Cityscapes [42] is a large-scale dataset that focuses on scene understanding in an urban street background. The dataset contains 5000 annotated high-resolution images, which are further split into 2975, 500, and 1525 images for neural network training, validating, and testing respectively. Incredibly, the image resolution in the Cityscapes dataset has reached 2048 × 1024, which is exceptionally challenging for real-time scene-understanding scenarios. The annotated images have 30 different categories, but just 19 categories are used in our experiments for a fair comparison with other image segmentation methods.
ADE20K is an enormous dataset used for scene understanding and contains 25 K images and 150 fine-grained semantic categories. All images in ADE20K are fully annotated with objects, and are split so that with 20 K used for semantic segmentation model training, 2 K used for validating, and 3 K used for testing. Due to numerous categories and challenging scenes, this dataset is quite challenging for real-time semantic segmentation methods.
In this section, we conduct all experiments based on PyTorch 1.8. The performance compared with other scene-understanding approaches was evaluated by running on a single NVIDIA GeForce 1660 GPU with CUDA 10.2, CUDNN 7.6. The artificial neural networks were trained from scratch with the initial learning rate of 0.001 and the weight decay of 0.05. We trained all neural networks with the AdamW optimizer and adopted the poly learning rate scheduler with the power of 0.9 to drop the learning rate. For data augmentation, we conducted random scaling, random cropping, random color jittering, and random horizontal flipping. The cropped resolution for the Cityscapes dataset was 1024 × 512, for the CamVid dataset was 960 × 720, and for the ADE20K dataset was 512 × 512. The random scale ranges were within [0.5, 0.75, 1.0, 1.25, 1.5]. We applied the standard mean intersection over union (mIoU) for segmentation accuracy comparison and frames per second (FPS) for inference speed comparison.

6.1.2. Ablation Study

Ablation studies were conducted to demonstrate the performance of our proposed modules and to dissect these improvements.
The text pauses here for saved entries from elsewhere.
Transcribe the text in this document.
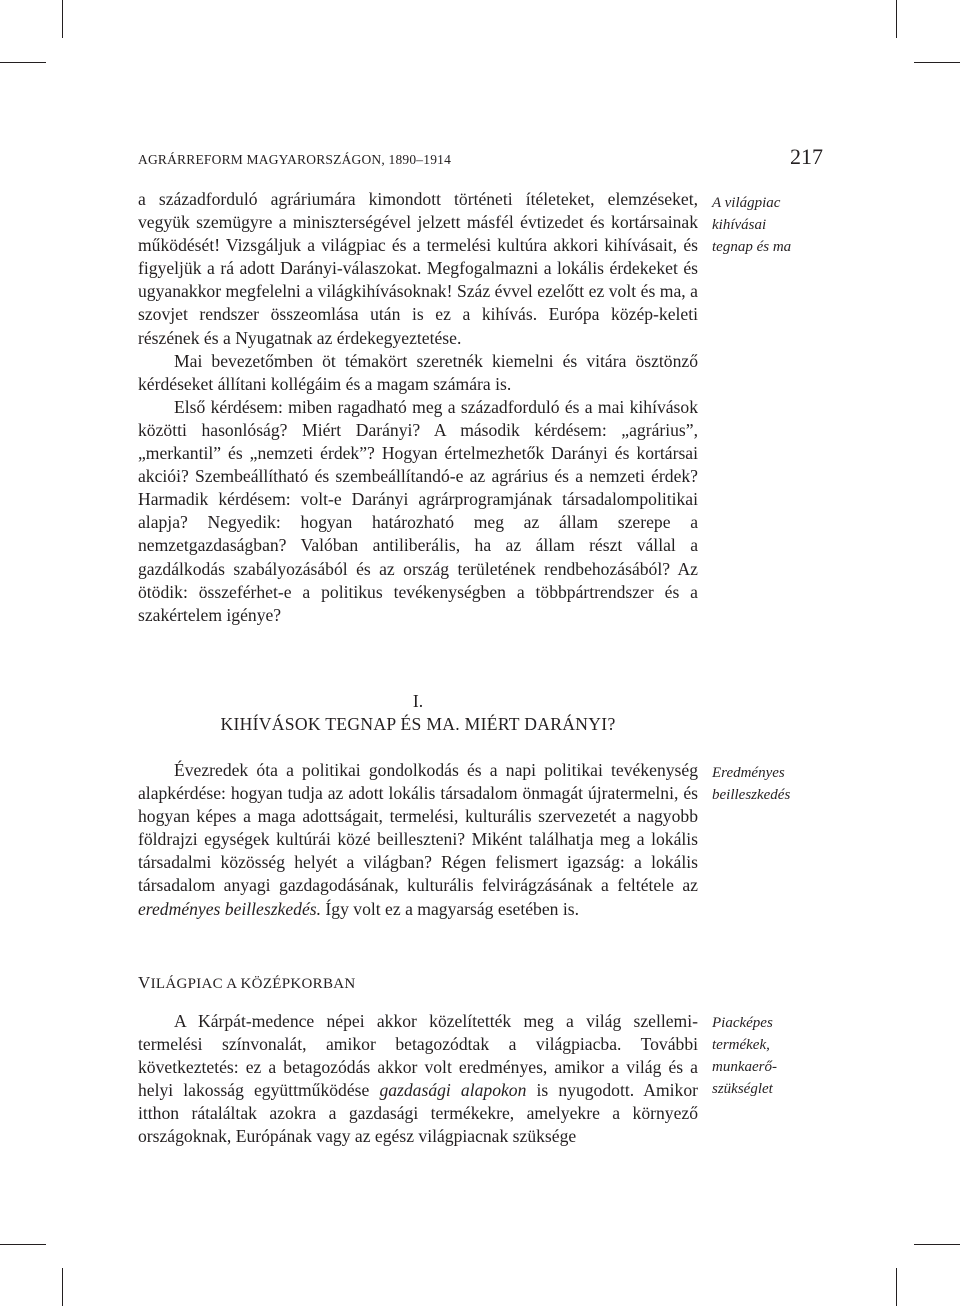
AGRÁRREFORM MAGYARORSZÁGON, 1890–1914	217

a századforduló agráriumára kimondott történeti ítéleteket, elemzéseket, vegyük szemügyre a miniszterségével jelzett másfél évtizedet és kortársainak működését! Vizsgáljuk a világpiac és a termelési kultúra akkori kihívásait, és figyeljük a rá adott Darányi-válaszokat. Megfogalmazni a lokális érdekeket és ugyanakkor megfelelni a világkihívásoknak! Száz évvel ezelőtt ez volt és ma, a szovjet rendszer összeomlása után is ez a kihívás. Európa közép-keleti részének és a Nyugatnak az érdekegyeztetése.

Mai bevezetőmben öt témakört szeretnék kiemelni és vitára ösztönző kérdéseket állítani kollégáim és a magam számára is.

Első kérdésem: miben ragadható meg a századforduló és a mai kihívások közötti hasonlóság? Miért Darányi? A második kérdésem: „agrárius”, „merkantil” és „nemzeti érdek”? Hogyan értelmezhetők Darányi és kortársai akciói? Szembeállítható és szembeállítandó-e az agrárius és a nemzeti érdek? Harmadik kérdésem: volt-e Darányi agrárprogramjának társadalompolitikai alapja? Negyedik: hogyan határozható meg az állam szerepe a nemzetgazdaságban? Valóban antiliberális, ha az állam részt vállal a gazdálkodás szabályozásából és az ország területének rendbehozásából? Az ötödik: összeférhet-e a politikus tevékenységben a többpártrendszer és a szakértelem igénye?

A világpiac
kihívásai
tegnap és ma
I.
KIHÍVÁSOK TEGNAP ÉS MA. MIÉRT DARÁNYI?

Évezredek óta a politikai gondolkodás és a napi politikai tevékenység alapkérdése: hogyan tudja az adott lokális társadalom önmagát újratermelni, és hogyan képes a maga adottságait, termelési, kulturális szervezetét a nagyobb földrajzi egységek kultúrái közé beilleszteni? Miként találhatja meg a lokális társadalmi közösség helyét a világban? Régen felismert igazság: a lokális társadalom anyagi gazdagodásának, kulturális felvirágzásának a feltétele az eredményes beilleszkedés. Így volt ez a magyarság esetében is.

Eredményes
beilleszkedés
VILÁGPIAC A KÖZÉPKORBAN

A Kárpát-medence népei akkor közelítették meg a világ szellemi-termelési színvonalát, amikor betagozódtak a világpiacba. További következtetés: ez a betagozódás akkor volt eredményes, amikor a világ és a helyi lakosság együttműködése gazdasági alapokon is nyugodott. Amikor itthon rátaláltak azokra a gazdasági termékekre, amelyekre a környező országoknak, Európának vagy az egész világpiacnak szüksége

Piacképes
termékek,
munkaerő-
szükséglet
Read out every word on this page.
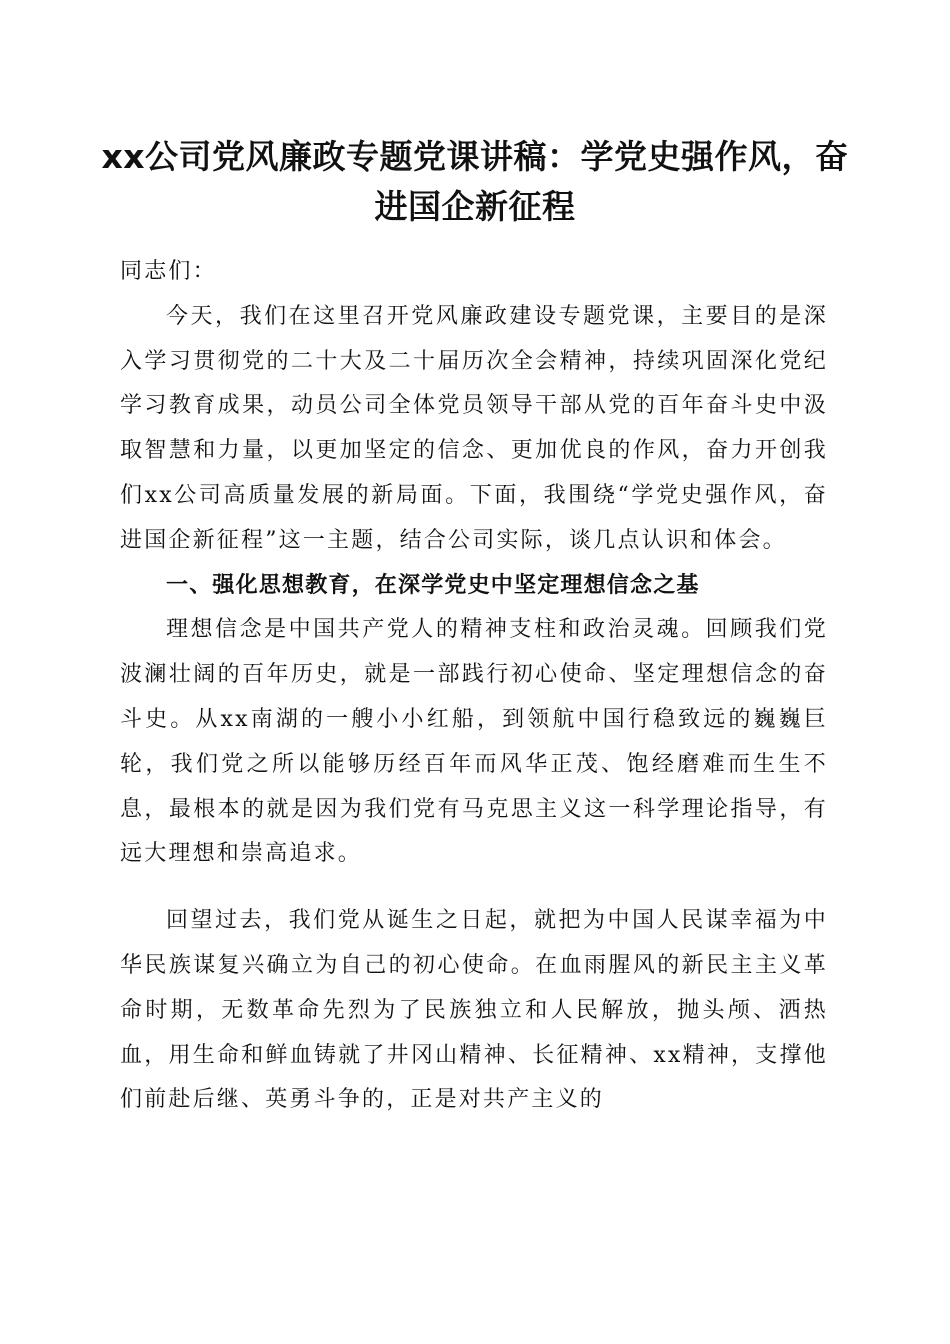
xx公司党风廉政专题党课讲稿：学党史强作风，奋进国企新征程

同志们：

今天，我们在这里召开党风廉政建设专题党课，主要目的是深入学习贯彻党的二十大及二十届历次全会精神，持续巩固深化党纪学习教育成果，动员公司全体党员领导干部从党的百年奋斗史中汲取智慧和力量，以更加坚定的信念、更加优良的作风，奋力开创我们xx公司高质量发展的新局面。下面，我围绕“学党史强作风，奋进国企新征程”这一主题，结合公司实际，谈几点认识和体会。

一、强化思想教育，在深学党史中坚定理想信念之基

理想信念是中国共产党人的精神支柱和政治灵魂。回顾我们党波澜壮阔的百年历史，就是一部践行初心使命、坚定理想信念的奋斗史。从xx南湖的一艘小小红船，到领航中国行稳致远的巍巍巨轮，我们党之所以能够历经百年而风华正茂、饱经磨难而生生不息，最根本的就是因为我们党有马克思主义这一科学理论指导，有远大理想和崇高追求。

回望过去，我们党从诞生之日起，就把为中国人民谋幸福为中华民族谋复兴确立为自己的初心使命。在血雨腥风的新民主主义革命时期，无数革命先烈为了民族独立和人民解放，抛头颅、洒热血，用生命和鲜血铸就了井冈山精神、长征精神、xx精神，支撑他们前赴后继、英勇斗争的，正是对共产主义的
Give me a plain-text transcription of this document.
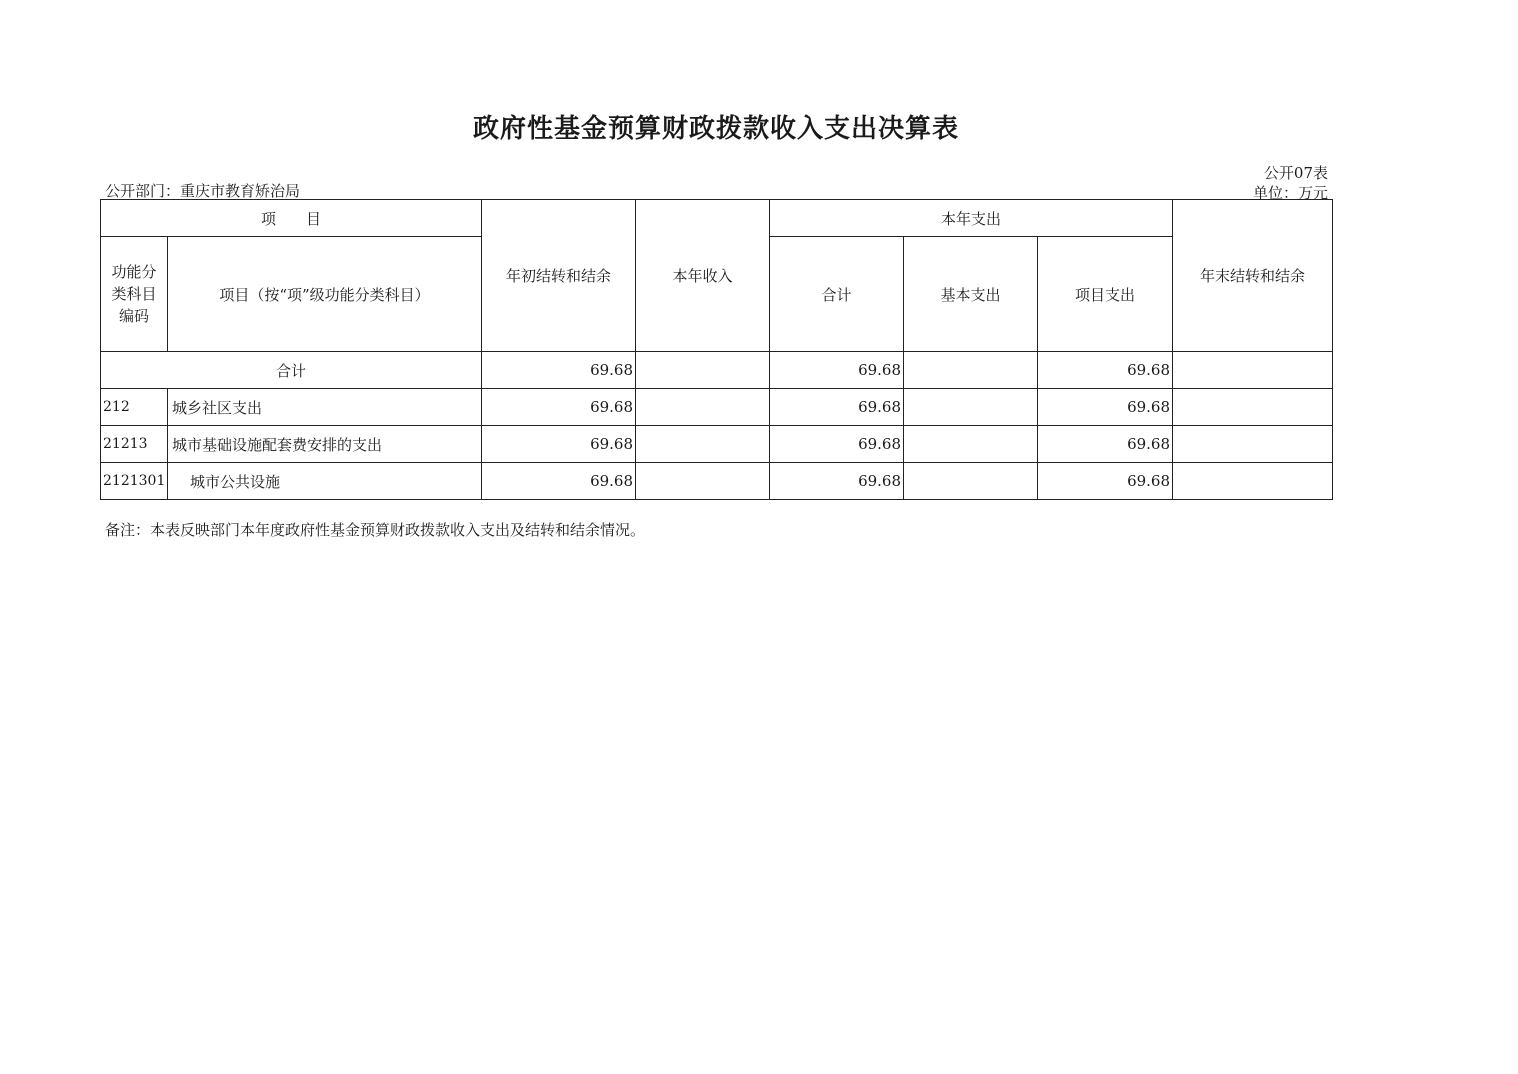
政府性基金预算财政拨款收入支出决算表
公开07表
公开部门：重庆市教育矫治局	单位：万元
项　　目		年初结转和结余	本年收入	本年支出			年末结转和结余
功能分类科目编码	项目（按“项”级功能分类科目）			合计	基本支出	项目支出	
合计		69.68		69.68		69.68	
212	城乡社区支出	69.68		69.68		69.68	
21213	城市基础设施配套费安排的支出	69.68		69.68		69.68	
2121301	城市公共设施	69.68		69.68		69.68	
备注：本表反映部门本年度政府性基金预算财政拨款收入支出及结转和结余情况。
The ablation experiment selects BatNet-tiny as the basic model and uses the same neural network training setting on the ADE20K dataset. Table 2 displays the quantitative model performance and operational efficiency with ablating modules.
Conventional transformer-based methods typically use two fully connected layers as feed forward layers, but our proposed network block uses convolutional neural layers. The ablation studies show that our proposed convolutional layers outperform typical feed forward layers, not only for segmentation accuracy, but also for inferential efficiency. To validate the superiority of our two proposed attention mechanisms, we implement the different attention mechanisms under identical experimental conditions. We find that neuro-like attention outperforms other forms of multi-head-based external attention, and is much more efficient than the traditional self-attention mechanism. When we replaced the attention mechanism with dual-resolution attention in the high-resolution branch, the accuracy improved further, with reasonable latency. The ablation experiment implies that our proposed two attention mechanisms achieve a better trade-off between segmentation accuracy and inferential efficiency than multi-head-based attention mechanisms on neural computing platforms.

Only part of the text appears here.